Burnt Plating Deposits
Can you give me a better understanding of the phenomenon of "burnt" deposits on cathodes?
Q. Our company is primarily research-oriented and is interested in learning more about electroplating. Currently we are using a Hull cell to test various types of plating processes. We have observed that a black deposit is obtained on the cathode on the end nearest the anode. On the other end of the cathode there is barely any type of deposit. Based on my reading, the black deposit is usually referred to as a burnt or an oxide. Can you give me a better understanding of this phenomenon?—N.S.
A. This phenomenon has not been completely explained. A burnt deposit is usually observed on edges or areas of your cathode that have a current density higher then the average current density on the cathode. In the practical world of plating, precautions must be used to prevent this.
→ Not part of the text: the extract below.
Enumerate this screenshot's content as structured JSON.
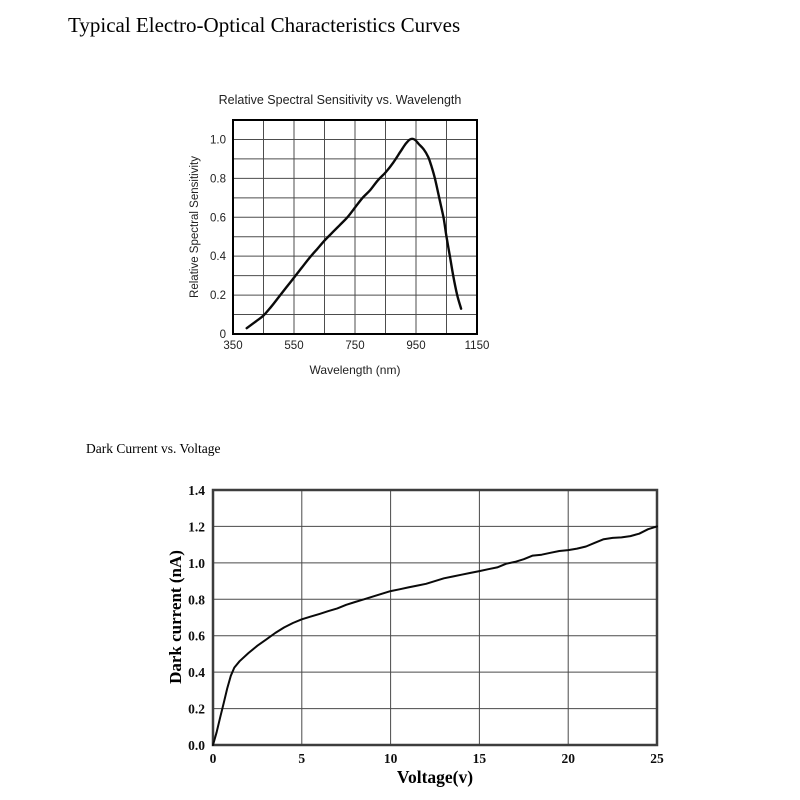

Platers will use shields and fixturing to reduce the current density on areas that otherwise would receive higher current densities then the average.
Some researchers believe that the so-called burning is attributed to high rates of hydrogen discharge. This causes the pH to increase in the solutions surrounding these areas that in turn precipitate metal hydroxide or basic salts. These hydroxides or basic salts become part of the plated deposit. It has also been demonstrated that burnt deposits can contain water molecules and organic materials.
A couple of common methods for eliminating of burnt deposits are to lower the current density, and increase metal ion transfer and diffusion rates. The latter method is achieved by increasing agitation, raising the temperature of the bath or increasing the concentration.